Parmi les 7300 titres d’avant 1900 conservés dans le fonds ancien de la Bibliothèque publique et scolaire d’Yverdon-les-Bains, 455 concernent la géographie ou les voyages, dont plusieurs atlas. Cette collection d’atlas regroupe certains des livres les plus volumineux du fonds ancien : l’Atlas Meyer-Weiss, par exemple, mesure 59 centimètres de large et 80 centimètres de long. Les livres anciens de la bibliothèque sont conservés dans un local climatisé à 18° C avec une humidité comprise entre 40 et 60 %. Ces conditions sont nécessaires pour éviter la dégradation des documents. Les livres sont régulièrement présentés lors d’expositions ou de visites et sont consultables sur rendez-vous. Pour ceux dont l’intérêt a été éveillé, quelques livres anciens sont présentés chaque mois dans des vitrines à la bibliothèque.

Lac d'Yverdon

Orthopédie

La lecture dans une mauvaise position peut être nuisible pour la santé. Heureusement, ce livre de 1743 vous indique la bonne posture à adopter pour bouquiner ! L'orthopédie : ou l'art de prévenir et corriger dans les enfans les difformités du corps, le tout par des moyens à la portée des pères et des mères, et de toutes les personnes qui ont des enfans à élever a été écrit par le médecin Nicolas Andry De Boisregard inventeur du mot « orthopédie ».

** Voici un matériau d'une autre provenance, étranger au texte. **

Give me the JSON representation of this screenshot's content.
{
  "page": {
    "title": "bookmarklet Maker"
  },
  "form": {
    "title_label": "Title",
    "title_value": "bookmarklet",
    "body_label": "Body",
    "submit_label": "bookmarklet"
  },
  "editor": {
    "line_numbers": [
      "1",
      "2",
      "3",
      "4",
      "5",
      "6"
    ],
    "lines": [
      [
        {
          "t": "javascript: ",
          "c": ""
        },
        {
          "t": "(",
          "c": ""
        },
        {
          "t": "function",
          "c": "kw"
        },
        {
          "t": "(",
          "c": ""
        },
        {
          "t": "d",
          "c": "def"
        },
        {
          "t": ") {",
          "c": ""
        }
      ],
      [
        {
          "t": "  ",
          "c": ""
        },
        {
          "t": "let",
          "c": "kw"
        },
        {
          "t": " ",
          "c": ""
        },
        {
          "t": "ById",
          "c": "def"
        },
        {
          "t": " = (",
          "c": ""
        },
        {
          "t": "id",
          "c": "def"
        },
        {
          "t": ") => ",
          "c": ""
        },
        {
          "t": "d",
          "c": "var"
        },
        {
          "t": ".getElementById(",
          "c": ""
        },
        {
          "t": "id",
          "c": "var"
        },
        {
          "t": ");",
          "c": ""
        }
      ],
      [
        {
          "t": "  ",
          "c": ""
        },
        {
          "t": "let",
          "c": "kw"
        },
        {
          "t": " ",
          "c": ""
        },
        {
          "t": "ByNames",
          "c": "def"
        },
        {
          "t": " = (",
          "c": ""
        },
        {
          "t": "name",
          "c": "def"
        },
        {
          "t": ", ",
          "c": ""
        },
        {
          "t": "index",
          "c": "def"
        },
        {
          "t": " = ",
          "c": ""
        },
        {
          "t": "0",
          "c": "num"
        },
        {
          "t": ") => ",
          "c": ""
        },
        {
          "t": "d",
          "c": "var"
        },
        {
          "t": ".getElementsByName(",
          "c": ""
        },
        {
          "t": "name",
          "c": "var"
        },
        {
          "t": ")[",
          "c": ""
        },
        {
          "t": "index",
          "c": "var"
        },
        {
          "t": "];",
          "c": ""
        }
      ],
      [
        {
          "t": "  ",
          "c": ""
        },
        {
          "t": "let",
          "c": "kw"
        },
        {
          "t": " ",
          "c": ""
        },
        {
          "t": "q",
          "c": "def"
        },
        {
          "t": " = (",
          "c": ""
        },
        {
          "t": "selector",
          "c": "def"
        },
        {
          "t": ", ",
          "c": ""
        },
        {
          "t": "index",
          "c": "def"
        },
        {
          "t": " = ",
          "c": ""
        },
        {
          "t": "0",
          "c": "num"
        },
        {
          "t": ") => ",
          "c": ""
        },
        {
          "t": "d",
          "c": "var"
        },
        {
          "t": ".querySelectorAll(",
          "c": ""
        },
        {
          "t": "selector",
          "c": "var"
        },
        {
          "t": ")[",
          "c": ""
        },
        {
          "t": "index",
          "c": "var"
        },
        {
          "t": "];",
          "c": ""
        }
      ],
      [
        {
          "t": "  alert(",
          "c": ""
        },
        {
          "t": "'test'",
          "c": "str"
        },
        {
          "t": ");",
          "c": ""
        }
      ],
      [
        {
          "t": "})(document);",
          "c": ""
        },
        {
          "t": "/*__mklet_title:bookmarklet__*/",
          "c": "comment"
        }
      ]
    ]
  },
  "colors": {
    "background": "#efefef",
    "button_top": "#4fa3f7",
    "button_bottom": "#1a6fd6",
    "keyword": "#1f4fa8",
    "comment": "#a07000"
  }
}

Ce livre est l’un des plus de 500 ouvrages de médecine antérieurs à 1900 qui font partie du fonds ancien de la Bibliothèque publique et scolaire d’Yverdon-les-Bains. Cette collection a été débutée en 1761 lors de la création de la Société économique d’Yverdon. Ce groupe de notables yverdonnois se réunissait pour travailler sur des sujets touchant notamment à l’agriculture, l’économie et le commerce. Il entreprit également de constituer une bibliothèque afin de disposer de livres utiles à ses recherches et créer une bibliothèque publique pour la ville. La bibliothèque possède encore aujourd’hui les livres acquis à cette période et les met à disposition du public sur rendez-vous. Pour ceux dont l’intérêt a été éveillé, quelques livres anciens sont présentés chaque mois dans des vitrines à la bibliothèque.

Orthopédie

Des nouvelles de la bibliothèque

Quoi de mieux pour trouver de l’eau, des trésors ou des criminels en fuite qu’une baguette divinatoire ? Grâce aux explications du livre La physique occulte ou traité de la baguette divinatoire de 1722 que vous trouverez à la bibliothèque, tout cela sera bientôt à votre portée !

Fondée en 1761, la Bibliothèque publique et scolaire d’Yverdon-les-Bains possède encore les tout premiers livres acquis à cette époque. Ceux-ci font partie des plus de 17'000 livres imprimés entre 1495 et 1900 qui constituent son fonds ancien. Des traités scientifiques aux récits de voyage en passant par la littérature, l’histoire et la religion, les sujets présents dans le fonds sont très variés et certains ouvrages sont d’une grande rareté. Ces livres sont conservés dans un local dont l’humidité et la température sont contrôlées et sont consultables sur rendez-vous. Pour ceux dont l’intérêt a été éveillé, quelques livres anciens sont présentés chaque mois dans des vitrines à la bibliothèque.